Diese hat das Erstgericht zutreffend aus seinem durch 16 (!) größtenteils einschlägige Vorstrafen getrübten Vorleben, dem raschen Rückfall in spezifisch einschlägige Delinquenz sowie seiner tristen finanziellen Situation abgeleitet, sodass auch in diesem Punkt auf die Erwägungen im erstgerichtlichen Beschluss verwiesen werden kann. Weshalb die „ Vorstrafenliste“ oder seine aktuelle Einkommens- und Vermögenslosigkeit keine – Tatbegehungsgefahr begründenden – konkreten Tatsachen sein sollten, bleibt der Beschwerdeführer zu erklären schuldig. Dass es grundsätzlich im Bezug auf die Anzahl der Tatangriffe oder die Suchtgiftmengen schwerwiegendere Taten nach dem SMG gibt, trifft zwar zu, ändert aber ebenso wenig am konkreten Vorliegen der Haftgründe wie das Argument, die Tat begründe „ keine schweren Folgen “ bzw indiziere „ keine massive kriminelle Energie “, von welchen Umständen das Erstgericht ohnedies nicht ausgegangen ist. Für die Untersuchungshaft irrelevant ist schließlich das Vorliegen diverser (in der Haft zumindest ebenso gut behandelbarer) Erkrankungen.

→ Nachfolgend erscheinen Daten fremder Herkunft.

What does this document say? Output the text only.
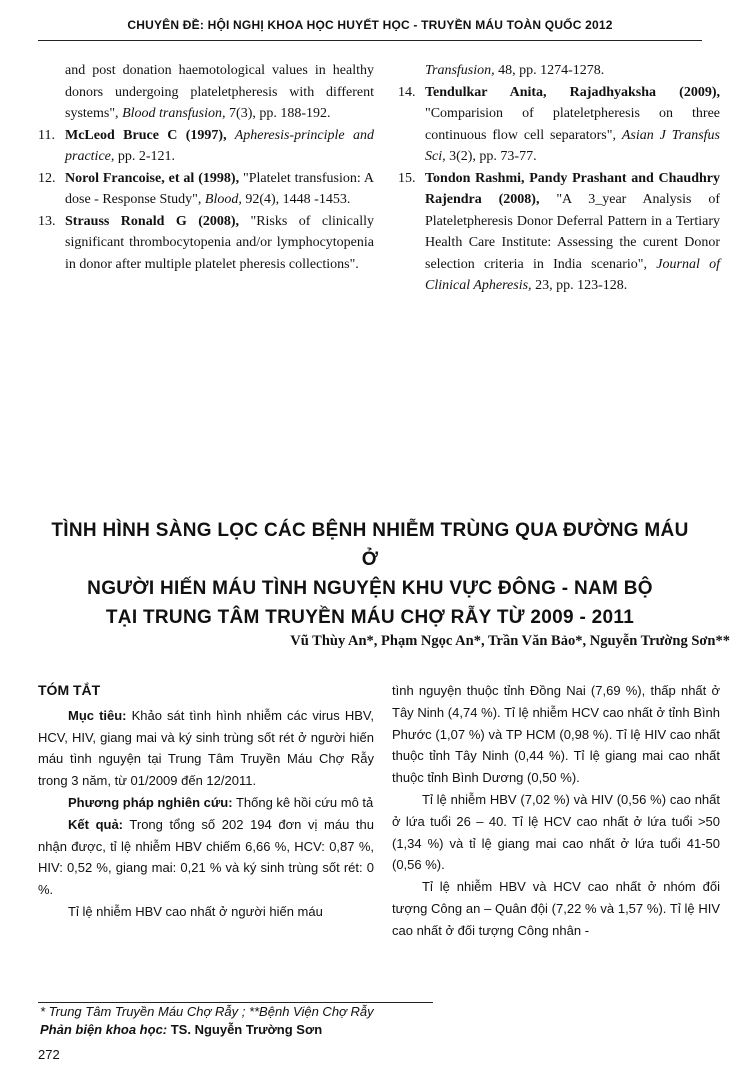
CHUYÊN ĐỀ: HỘI NGHỊ KHOA HỌC HUYẾT HỌC - TRUYỀN MÁU TOÀN QUỐC 2012

and post donation haemotological values in healthy donors undergoing plateletpheresis with different systems", Blood transfusion, 7(3), pp. 188-192.

11. McLeod Bruce C (1997), Apheresis-principle and practice, pp. 2-121.

12. Norol Francoise, et al (1998), "Platelet transfusion: A dose - Response Study", Blood, 92(4), 1448 -1453.

13. Strauss Ronald G (2008), "Risks of clinically significant thrombocytopenia and/or lymphocytopenia in donor after multiple platelet pheresis collections".

Transfusion, 48, pp. 1274-1278.

14. Tendulkar Anita, Rajadhyaksha (2009), "Comparision of plateletpheresis on three continuous flow cell separators", Asian J Transfus Sci, 3(2), pp. 73-77.

15. Tondon Rashmi, Pandy Prashant and Chaudhry Rajendra (2008), "A 3_year Analysis of Plateletpheresis Donor Deferral Pattern in a Tertiary Health Care Institute: Assessing the curent Donor selection criteria in India scenario", Journal of Clinical Apheresis, 23, pp. 123-128.

TÌNH HÌNH SÀNG LỌC CÁC BỆNH NHIỄM TRÙNG QUA ĐƯỜNG MÁU Ở
NGƯỜI HIẾN MÁU TÌNH NGUYỆN KHU VỰC ĐÔNG - NAM BỘ
TẠI TRUNG TÂM TRUYỀN MÁU CHỢ RẪY TỪ 2009 - 2011
Vũ Thùy An*, Phạm Ngọc An*, Trần Văn Bảo*, Nguyễn Trường Sơn**
TÓM TẮT

Mục tiêu: Khảo sát tình hình nhiễm các virus HBV, HCV, HIV, giang mai và ký sinh trùng sốt rét ở người hiến máu tình nguyện tại Trung Tâm Truyền Máu Chợ Rẫy trong 3 năm, từ 01/2009 đến 12/2011.

Phương pháp nghiên cứu: Thống kê hồi cứu mô tả

Kết quả: Trong tổng số 202 194 đơn vị máu thu nhận được, tỉ lệ nhiễm HBV chiếm 6,66 %, HCV: 0,87 %, HIV: 0,52 %, giang mai: 0,21 % và ký sinh trùng sốt rét: 0 %.

Tỉ lệ nhiễm HBV cao nhất ở người hiến máu

tình nguyện thuộc tỉnh Đồng Nai (7,69 %), thấp nhất ở Tây Ninh (4,74 %). Tỉ lệ nhiễm HCV cao nhất ở tỉnh Bình Phước (1,07 %) và TP HCM (0,98 %). Tỉ lệ HIV cao nhất thuộc tỉnh Tây Ninh (0,44 %). Tỉ lệ giang mai cao nhất thuộc tỉnh Bình Dương (0,50 %).

Tỉ lệ nhiễm HBV (7,02 %) và HIV (0,56 %) cao nhất ở lứa tuổi 26 – 40. Tỉ lệ HCV cao nhất ở lứa tuổi >50 (1,34 %) và tỉ lệ giang mai cao nhất ở lứa tuổi 41-50 (0,56 %).

Tỉ lệ nhiễm HBV và HCV cao nhất ở nhóm đối tượng Công an – Quân đội (7,22 % và 1,57 %). Tỉ lệ HIV cao nhất ở đối tượng Công nhân -

* Trung Tâm Truyền Máu Chợ Rẫy ; **Bệnh Viện Chợ Rẫy
Phản biện khoa học: TS. Nguyễn Trường Sơn
272
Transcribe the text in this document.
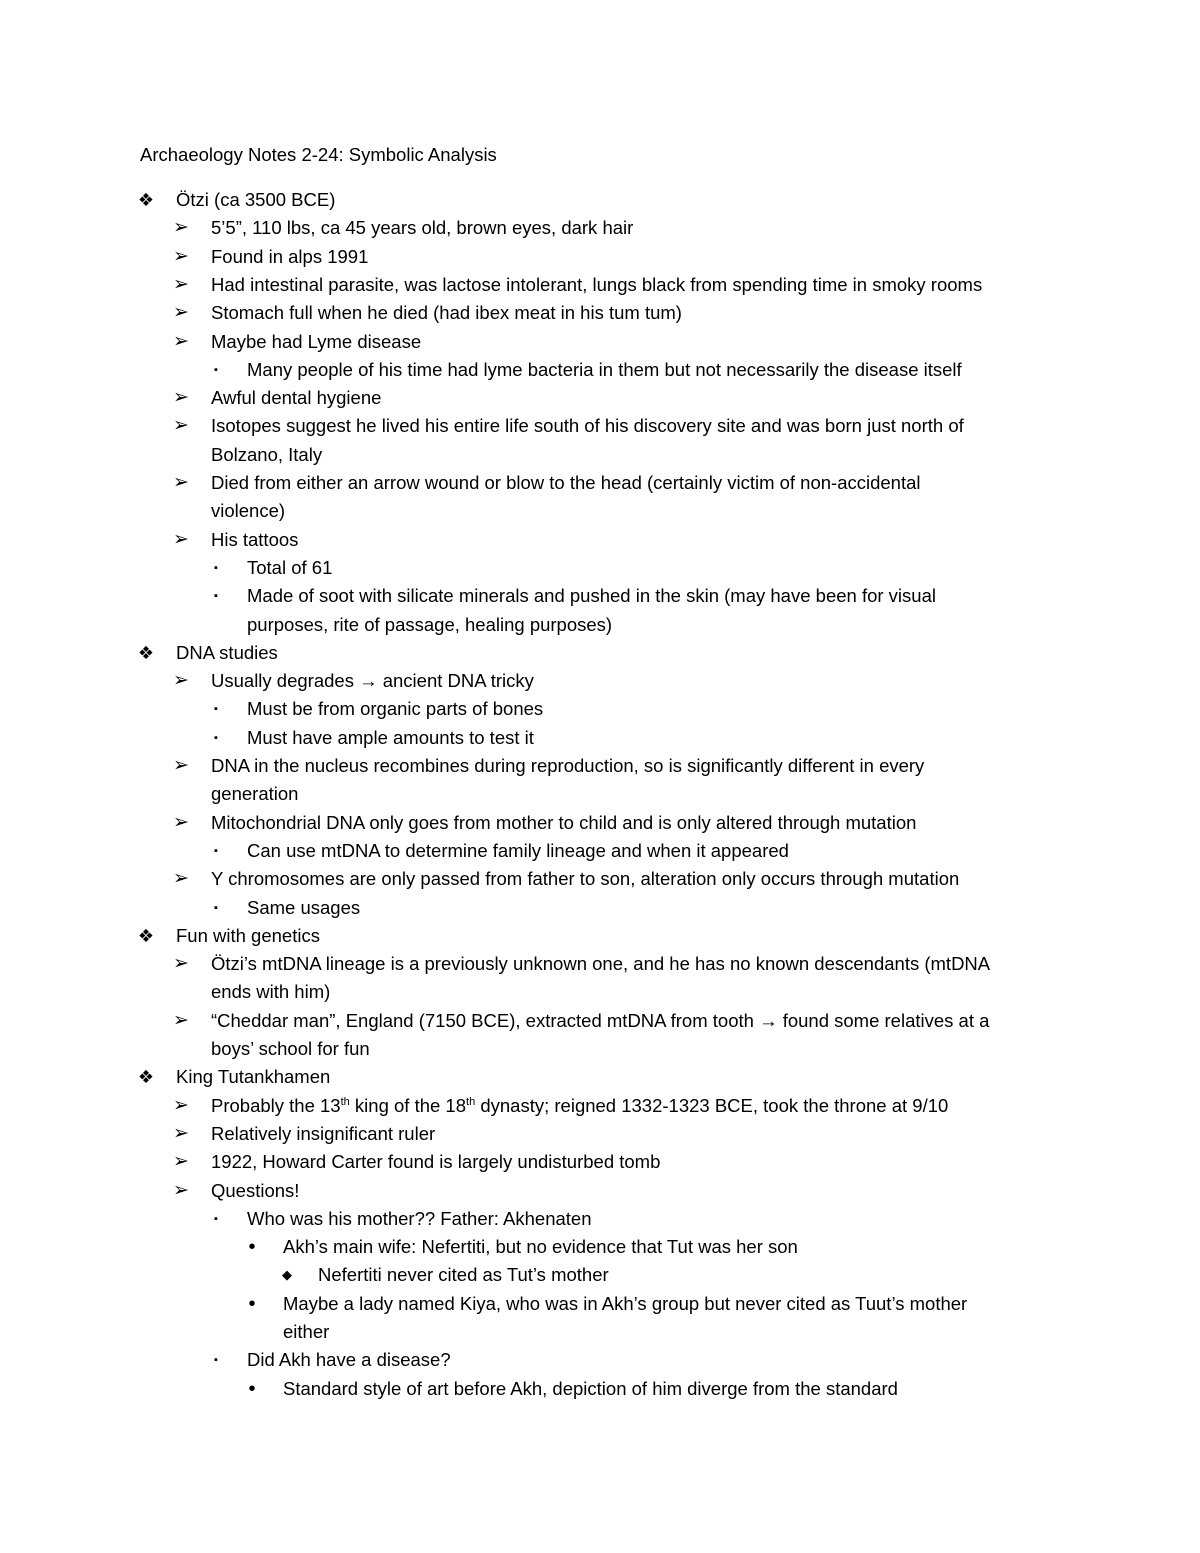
Archaeology Notes 2-24: Symbolic Analysis
❖ Ötzi (ca 3500 BCE)
➢ 5’5”, 110 lbs, ca 45 years old, brown eyes, dark hair
➢ Found in alps 1991
➢ Had intestinal parasite, was lactose intolerant, lungs black from spending time in smoky rooms
➢ Stomach full when he died (had ibex meat in his tum tum)
➢ Maybe had Lyme disease
▪	Many people of his time had lyme bacteria in them but not necessarily the disease itself
➢ Awful dental hygiene
➢ Isotopes suggest he lived his entire life south of his discovery site and was born just north of
Bolzano, Italy
➢ Died from either an arrow wound or blow to the head (certainly victim of non-accidental
violence)
➢ His tattoos
▪	Total of 61
▪	Made of soot with silicate minerals and pushed in the skin (may have been for visual
purposes, rite of passage, healing purposes)
❖ DNA studies
➢ Usually degrades → ancient DNA tricky
▪	Must be from organic parts of bones
▪	Must have ample amounts to test it
➢ DNA in the nucleus recombines during reproduction, so is significantly different in every
generation
➢ Mitochondrial DNA only goes from mother to child and is only altered through mutation
▪	Can use mtDNA to determine family lineage and when it appeared
➢ Y chromosomes are only passed from father to son, alteration only occurs through mutation
▪	Same usages
❖ Fun with genetics
➢ Ötzi’s mtDNA lineage is a previously unknown one, and he has no known descendants (mtDNA
ends with him)
➢ “Cheddar man”, England (7150 BCE), extracted mtDNA from tooth → found some relatives at a
boys’ school for fun
❖ King Tutankhamen
➢ Probably the 13th king of the 18th dynasty; reigned 1332-1323 BCE, took the throne at 9/10
➢ Relatively insignificant ruler
➢ 1922, Howard Carter found is largely undisturbed tomb
➢ Questions!
▪	Who was his mother?? Father: Akhenaten
•	Akh’s main wife: Nefertiti, but no evidence that Tut was her son
◆ Nefertiti never cited as Tut’s mother
•	Maybe a lady named Kiya, who was in Akh’s group but never cited as Tuut’s mother
either
▪	Did Akh have a disease?
•	Standard style of art before Akh, depiction of him diverge from the standard
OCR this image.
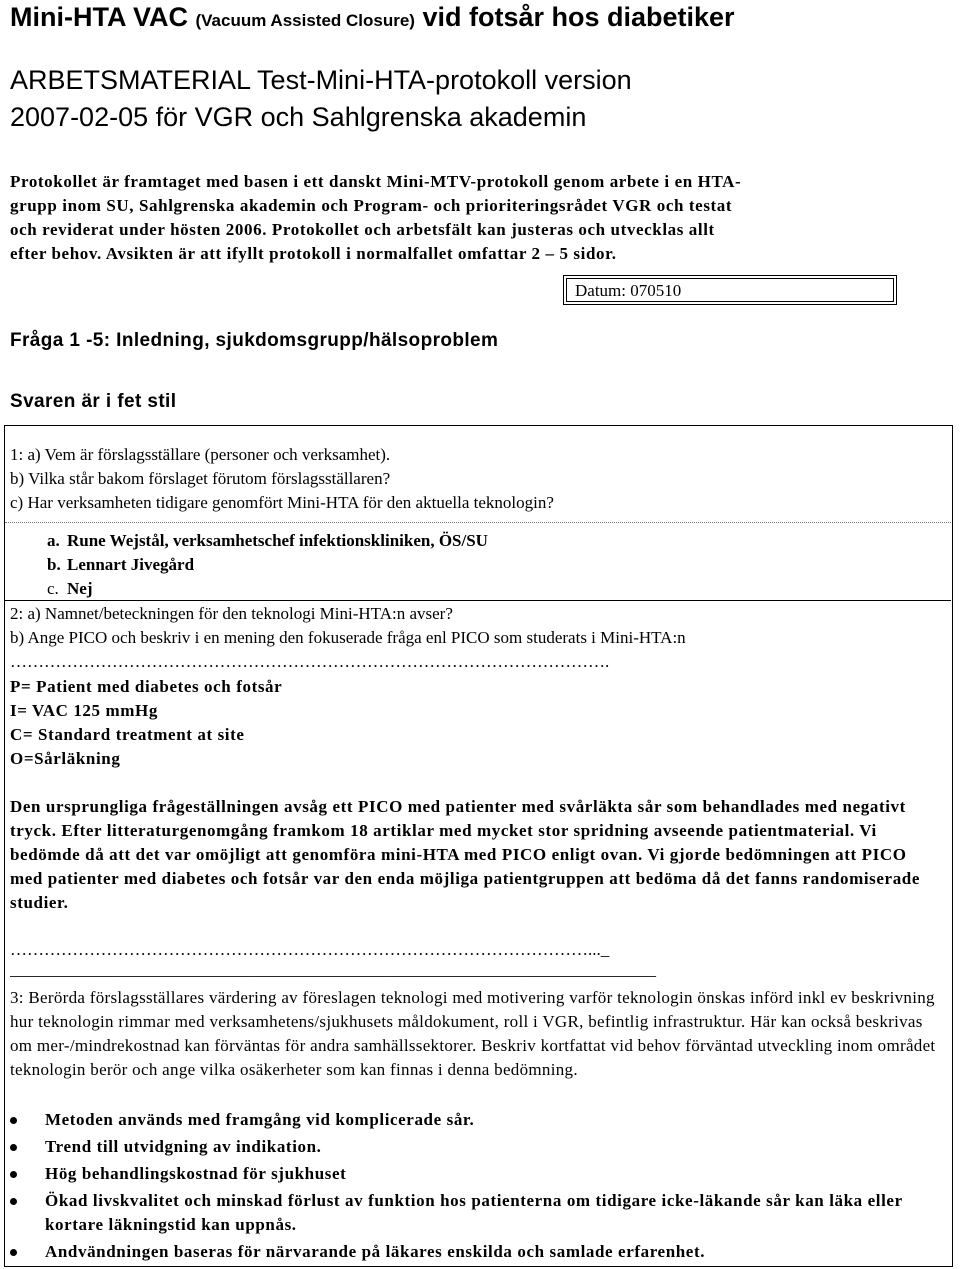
Mini-HTA VAC (Vacuum Assisted Closure) vid fotsår hos diabetiker
ARBETSMATERIAL Test-Mini-HTA-protokoll version
2007-02-05 för VGR och Sahlgrenska akademin
Protokollet är framtaget med basen i ett danskt Mini-MTV-protokoll genom arbete i en HTA-
grupp inom SU, Sahlgrenska akademin och Program- och prioriteringsrådet VGR och testat
och reviderat under hösten 2006. Protokollet och arbetsfält kan justeras och utvecklas allt
efter behov. Avsikten är att ifyllt protokoll i normalfallet omfattar 2 – 5 sidor.
Datum: 070510
Fråga 1 -5: Inledning, sjukdomsgrupp/hälsoproblem
Svaren är i fet stil
1: a) Vem är förslagsställare (personer och verksamhet).
b) Vilka står bakom förslaget förutom förslagsställaren?
c) Har verksamheten tidigare genomfört Mini-HTA för den aktuella teknologin?
a. Rune Wejstål, verksamhetschef infektionskliniken, ÖS/SU
b. Lennart Jivegård
c. Nej
2: a) Namnet/beteckningen för den teknologi Mini-HTA:n avser?
b) Ange PICO och beskriv i en mening den fokuserade fråga enl PICO som studerats i Mini-HTA:n
…………………………………………………………………………………………….
P= Patient med diabetes och fotsår
I= VAC 125 mmHg
C= Standard treatment at site
O=Sårläkning
Den ursprungliga frågeställningen avsåg ett PICO med patienter med svårläkta sår som behandlades med negativt tryck. Efter litteraturgenomgång framkom 18 artiklar med mycket stor spridning avseende patientmaterial. Vi bedömde då att det var omöjligt att genomföra mini-HTA med PICO enligt ovan. Vi gjorde bedömningen att PICO med patienter med diabetes och fotsår var den enda möjliga patientgruppen att bedöma då det fanns randomiserade studier.
…………………………………………………………………………………………..._
____________________________________________________________________________
3: Berörda förslagsställares värdering av föreslagen teknologi med motivering varför teknologin önskas införd inkl ev beskrivning hur teknologin rimmar med verksamhetens/sjukhusets måldokument, roll i VGR, befintlig infrastruktur. Här kan också beskrivas om mer-/mindrekostnad kan förväntas för andra samhällssektorer. Beskriv kortfattat vid behov förväntad utveckling inom området teknologin berör och ange vilka osäkerheter som kan finnas i denna bedömning.
Metoden används med framgång vid komplicerade sår.
Trend till utvidgning av indikation.
Hög behandlingskostnad för sjukhuset
Ökad livskvalitet och minskad förlust av funktion hos patienterna om tidigare icke-läkande sår kan läka eller kortare läkningstid kan uppnås.
Andvändningen baseras för närvarande på läkares enskilda och samlade erfarenhet.
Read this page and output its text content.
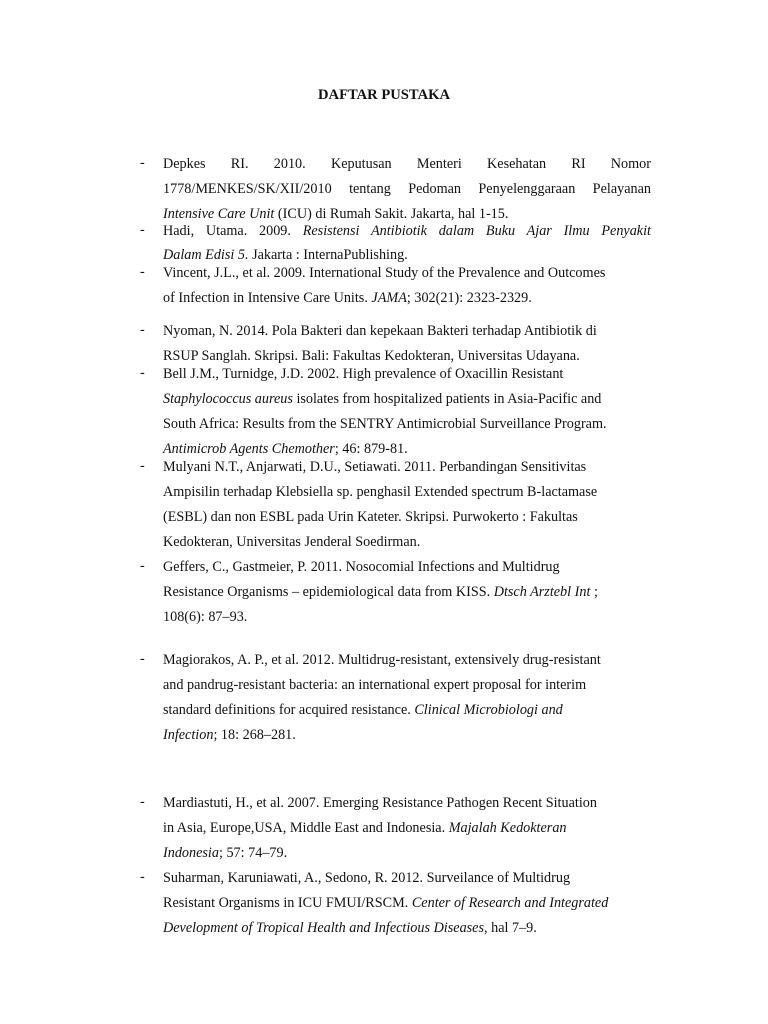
DAFTAR PUSTAKA
- Depkes RI. 2010. Keputusan Menteri Kesehatan RI Nomor
1778/MENKES/SK/XII/2010 tentang Pedoman Penyelenggaraan Pelayanan
Intensive Care Unit (ICU) di Rumah Sakit. Jakarta, hal 1-15.
- Hadi, Utama. 2009. Resistensi Antibiotik dalam Buku Ajar Ilmu Penyakit
Dalam Edisi 5. Jakarta : InternaPublishing.
- Vincent, J.L., et al. 2009. International Study of the Prevalence and Outcomes
of Infection in Intensive Care Units. JAMA; 302(21): 2323-2329.
- Nyoman, N. 2014. Pola Bakteri dan kepekaan Bakteri terhadap Antibiotik di
RSUP Sanglah. Skripsi. Bali: Fakultas Kedokteran, Universitas Udayana.
- Bell J.M., Turnidge, J.D. 2002. High prevalence of Oxacillin Resistant
Staphylococcus aureus isolates from hospitalized patients in Asia-Pacific and
South Africa: Results from the SENTRY Antimicrobial Surveillance Program.
Antimicrob Agents Chemother; 46: 879-81.
- Mulyani N.T., Anjarwati, D.U., Setiawati. 2011. Perbandingan Sensitivitas
Ampisilin terhadap Klebsiella sp. penghasil Extended spectrum B-lactamase
(ESBL) dan non ESBL pada Urin Kateter. Skripsi. Purwokerto : Fakultas
Kedokteran, Universitas Jenderal Soedirman.
- Geffers, C., Gastmeier, P. 2011. Nosocomial Infections and Multidrug
Resistance Organisms – epidemiological data from KISS. Dtsch Arztebl Int ;
108(6): 87–93.
- Magiorakos, A. P., et al. 2012. Multidrug-resistant, extensively drug-resistant
and pandrug-resistant bacteria: an international expert proposal for interim
standard definitions for acquired resistance. Clinical Microbiologi and
Infection; 18: 268–281.
- Mardiastuti, H., et al. 2007. Emerging Resistance Pathogen Recent Situation
in Asia, Europe,USA, Middle East and Indonesia. Majalah Kedokteran
Indonesia; 57: 74–79.
- Suharman, Karuniawati, A., Sedono, R. 2012. Surveilance of Multidrug
Resistant Organisms in ICU FMUI/RSCM. Center of Research and Integrated
Development of Tropical Health and Infectious Diseases, hal 7–9.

Den angeführten Haftgründen kann im Hinblick auf ihre Intensität nicht effektiv ( Mayerhofer, StPO 6§ 173 E 192) durch gelindere Mittel des § 173 Abs 5 StPO begegnet werden, weil taugliche gelindere Mittel nicht zur Verfügung stehen. Die in der Beschwerdeausführung vorgeschlagene tägliche Meldepflicht könnte den Haftgrund der Tatbegehungsgefahr nicht substituieren, vorläufige Bewährungshilfe oder das Gelöbnis, „ keinen Kontakt zu Suchtgiftabnehmern aufzunehmen “, kommen mangels jedweder Erfolgsaussichten zur effektiven Substitution der Haftgründe nicht in Betracht.

Auch steht die Fortsetzung der rund zwei Wochenandauernden Untersuchungshaft weder zur Bedeutung der Sache noch zu der im Falle eines Schuldspruchs zu erwartenden Strafe (der derzeitige Strafrahmen beträgt infolge Vorliegens der Rückfallvoraussetzungen gemäß § 27 Abs 2a SMG iVm § 39 Abs 1 StGB bis zu drei Jahre Freiheitsstrafe) außer Verhältnis. Die (hypothetische) Möglichkeit einer bedingten Entlassung ist ebenso wenig wie jene einer (teil)bedingten Strafnachsicht Gegenstand der Verhältnismäßigkeitsprüfung nach § 173 Abs 1 StPO (ua 14 Os 63/10m).

Der Ausspruch über die Haftfrist gründet sich auf § 175 Abs 5 StPO.

Der Beschwerde ist daher ein Erfolg zu versagen.